Sem noventena

Com 59 votos a favor e apenas 11 contra, o Senado da República aprovou o que o governo mais queria: a continuidade da CPMF – Contribuição Provisória sobre Movimentação Financeira, que de precariedade em precariedade dura já dez longos anos, com alíquota sempre maior. Foi a primeira votação, mas ninguém tem dúvidas: no dia 12 próximo o tema passará tranqüilamente às mãos do Executivo em tempo de deixar tudo como está, já que medidas excepcionais entrariam imediatamente em vigor para compensar as perdas da arrecadação assim que fosse interrompida a cobrança do “imposto do cheque” no dia 17.

A vigência do cascateiro imposto que nada mais tem a ver com a saúde dos viventes brasileiros se esticará até o último dia de 2004, isso se até lá não ressurgir a tese de prorrogá-lo novamente. Afinal, quem abre mão de uma entrada de quase 22 bilhões de reais por ano, sem considerar o poderoso instrumento de fiscalização sobre os demais tributos em que se transformou?

Duas outras decisões do Senado, igualmente tomadas por larga vantagem de votos, constituem outras importantes vitórias do governo: a primeira diz respeito à noventena, isto é, ao período prescrito pela Constituição para entrada em vigor de toda e qualquer contribuição. Com a tese vitoriosa de que a CPMF não é coisa nova, nem apresenta-se modificada, o Executivo continuará cobrando o tributo como se nada tivesse acontecido. Medidas compensatórias já anunciadas, incluindo cortes na execução do Orçamento, ficarão sem efeito e isso alivia também a tensão dos parlamentares, de olho em suas famosas emendas. Para o contribuinte, a essas alturas dos acontecimentos, dá praticamente na mesma. Em alguns aspectos, as compensações anunciadas eram ainda piores para a economia e, portanto, que venha CPMF sem noventena.

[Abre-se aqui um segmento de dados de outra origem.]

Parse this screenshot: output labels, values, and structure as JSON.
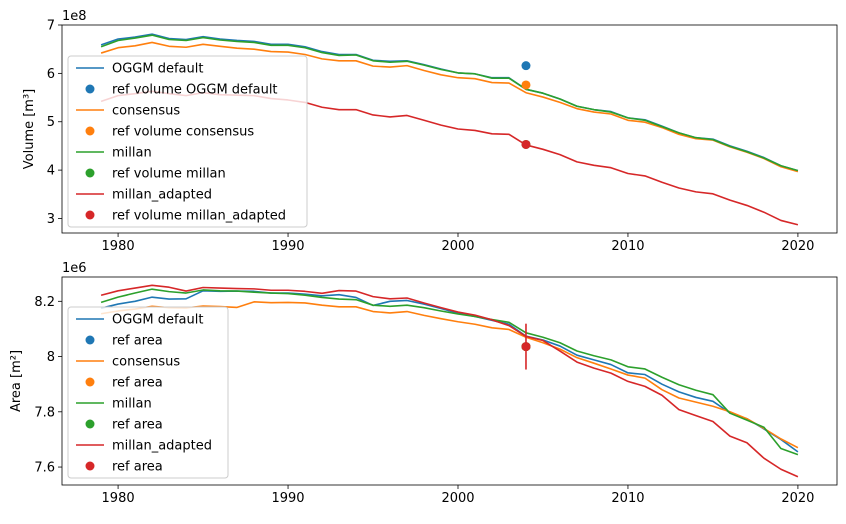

A segunda vitória do governo (52 votos contra apenas 14 e duas abstenções) no bojo da renovação do tributo refere-se à isenção da cobrança da CPMF nas operações das bolsas de valores. A matéria é altamente controversa, mas saiu vitoriosa a tese que elimina (ou continua eliminando) a cobrança sobre exatamente as… movimentações financeiras. O chamado capital de arribação continua com suas facilidades para ir e vir, enquanto o governo segue cravando sua mão extratora sobre salários e quejandos.

Quando começou, há dez anos, com vocação de imposto único, a CPMF era cobrada à razão de 0,20%. Hoje está nos 0,38%, com a beirada de 0,08% destinada ao Fundo de Combate à Pobreza. A pobreza agradece a ajuda, mas se alarga pelos fundões urbanos e rurais do país do futuro, enquanto a saúde pública segue o mesmo script: filas diante de hospitais e postos de saúde sem médicos e sem equipamentos. Outros 0,10% vão em socorro da nossa Previdência, tão injusta quanto maiores são os privilégios concedidos a poucos contribuintes com recursos do próprio erário público. A parte do leão, tirante outros 2% destinados a amenizar a guerra fiscal entre municípios, vai para o caixa do Executivo. Perde-se nos polpudos salários e generosas diárias.

E pensar que a CPMF é a parte mais visível de uma reforma tributária prometida e não realizada nos dois governos de FHC! O Brasil tem agora dois anos e meio para se preparar para o próximo embate. Ou realizar a reforma tributária em profundidade.